Intune already has a basic inventory of MacOS devices. On the one hand, there is a hardware inventory in which you have everything from the serial number to the free memory, but also os information. In addition, you can see in the discovered apps which applications are installed on the device. But if you want to collect more information about the devices, Intune offers a really cool feature here. The feature I am talking about is called custom attribute.
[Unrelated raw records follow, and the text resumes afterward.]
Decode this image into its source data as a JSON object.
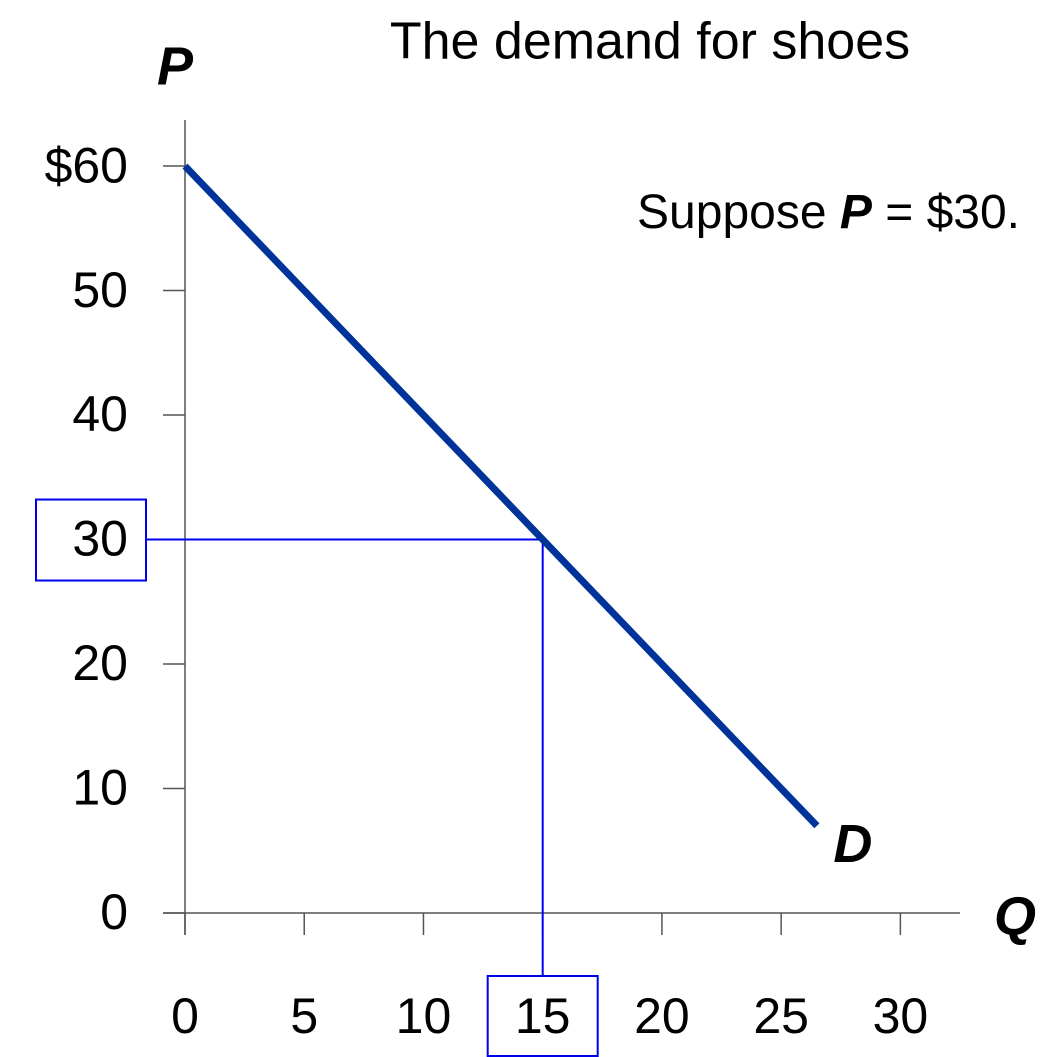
{
  "chart_data": {
    "type": "line",
    "title": "The demand for shoes",
    "y_label": "P",
    "x_label": "Q",
    "x": [
      0,
      26.5
    ],
    "series": [
      {
        "name": "D",
        "color": "#003399",
        "values": [
          60,
          7
        ]
      }
    ],
    "xlim": [
      0,
      32.5
    ],
    "ylim": [
      0,
      63.7
    ],
    "xticks": [
      0,
      5,
      10,
      15,
      20,
      25,
      30
    ],
    "yticks": [
      0,
      10,
      20,
      30,
      40,
      50,
      {
        "value": 60,
        "label": "$60"
      }
    ],
    "highlight": {
      "x": 15,
      "y": 30,
      "color": "#0000ee"
    },
    "annotation": {
      "before": "Suppose ",
      "variable": "P",
      "after": " = $30."
    }
  }
}
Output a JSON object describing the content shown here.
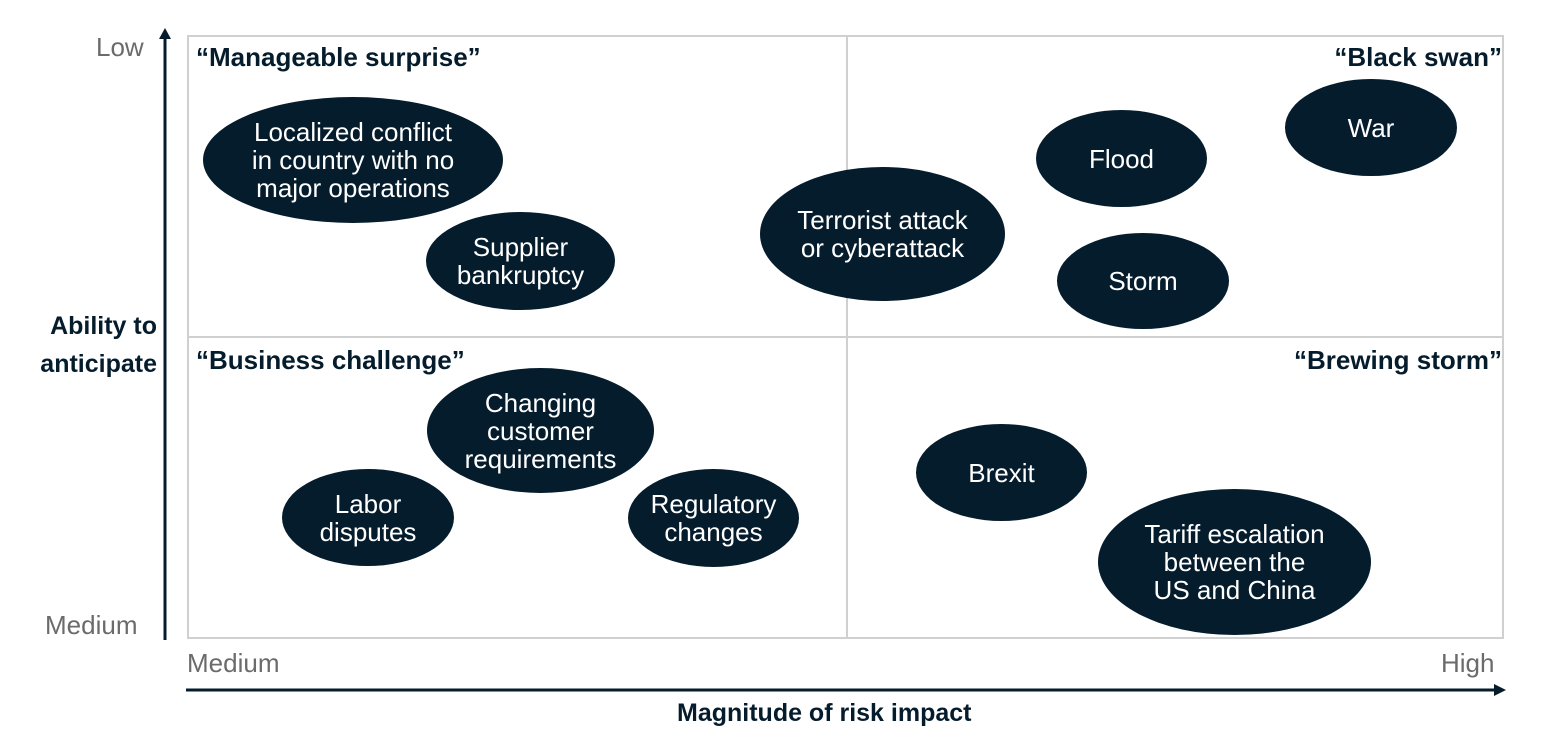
{
  "y_axis": {
    "title_line1": "Ability to",
    "title_line2": "anticipate",
    "top_label": "Low",
    "bottom_label": "Medium"
  },
  "x_axis": {
    "title": "Magnitude of risk impact",
    "left_label": "Medium",
    "right_label": "High"
  },
  "quadrants": {
    "top_left": "“Manageable surprise”",
    "top_right": "“Black swan”",
    "bottom_left": "“Business challenge”",
    "bottom_right": "“Brewing storm”"
  },
  "risks": [
    {
      "label": "Localized conflict\nin country with no\nmajor operations"
    },
    {
      "label": "Supplier\nbankruptcy"
    },
    {
      "label": "Terrorist attack\nor cyberattack"
    },
    {
      "label": "Flood"
    },
    {
      "label": "War"
    },
    {
      "label": "Storm"
    },
    {
      "label": "Changing\ncustomer\nrequirements"
    },
    {
      "label": "Labor\ndisputes"
    },
    {
      "label": "Regulatory\nchanges"
    },
    {
      "label": "Brexit"
    },
    {
      "label": "Tariff escalation\nbetween the\nUS and China"
    }
  ],
  "colors": {
    "bubble": "#051c2c",
    "grid": "#d0d0d0",
    "tick_text": "#6b6b6b"
  }
}
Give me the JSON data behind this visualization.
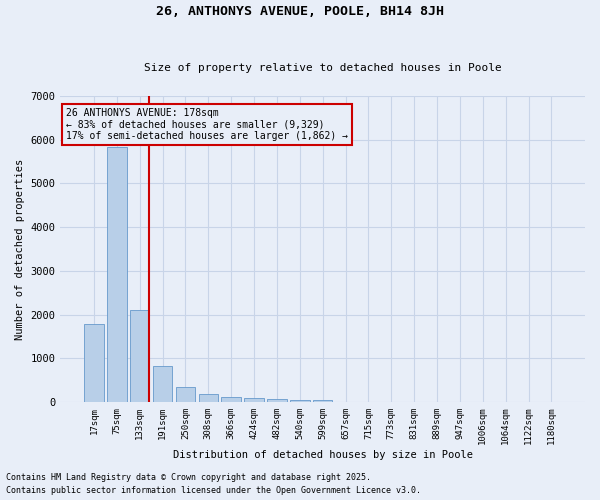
{
  "title1": "26, ANTHONYS AVENUE, POOLE, BH14 8JH",
  "title2": "Size of property relative to detached houses in Poole",
  "xlabel": "Distribution of detached houses by size in Poole",
  "ylabel": "Number of detached properties",
  "categories": [
    "17sqm",
    "75sqm",
    "133sqm",
    "191sqm",
    "250sqm",
    "308sqm",
    "366sqm",
    "424sqm",
    "482sqm",
    "540sqm",
    "599sqm",
    "657sqm",
    "715sqm",
    "773sqm",
    "831sqm",
    "889sqm",
    "947sqm",
    "1006sqm",
    "1064sqm",
    "1122sqm",
    "1180sqm"
  ],
  "values": [
    1780,
    5840,
    2100,
    820,
    340,
    185,
    110,
    90,
    70,
    55,
    45,
    0,
    0,
    0,
    0,
    0,
    0,
    0,
    0,
    0,
    0
  ],
  "bar_color": "#b8cfe8",
  "bar_edge_color": "#6699cc",
  "vline_color": "#cc0000",
  "annotation_text": "26 ANTHONYS AVENUE: 178sqm\n← 83% of detached houses are smaller (9,329)\n17% of semi-detached houses are larger (1,862) →",
  "annotation_box_color": "#cc0000",
  "ylim": [
    0,
    7000
  ],
  "yticks": [
    0,
    1000,
    2000,
    3000,
    4000,
    5000,
    6000,
    7000
  ],
  "grid_color": "#c8d4e8",
  "bg_color": "#e8eef8",
  "footer1": "Contains HM Land Registry data © Crown copyright and database right 2025.",
  "footer2": "Contains public sector information licensed under the Open Government Licence v3.0."
}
This is basically a shell script that is executed on the devices and the return value is stored as a custom attribute.
How to deploy a custom attribute
- Open the Intune admin center
- Navigate to Devices -> macOS -> Custom attributes
- Click on +Add

- Enter a Name
- Click Next

- Select the Data type from the script output
- Upload the Script (You can find example scripts below)
- Click Next

- Assign the custom attribute to a group
- Click Next

- Click Add

- Wait until the value is collected and check the Status in Intune

Sample Script
BatteryLoadingCycles.sh
#!/bin/bash
#set -x
echo $(system_profiler SPPowerDataType | grep "Cycle Count:" | sed 's/.*Cycle Count: //')
Conclusion
I think this is a very useful feature that makes reporting or collecting information very easy. I have provided you with an example script that you can use but also use as a template for creating new scripts. You have endless possibilities here what and how you want to collect this from Mac devices. The only thing you have to keep in mind is that your script generates an output.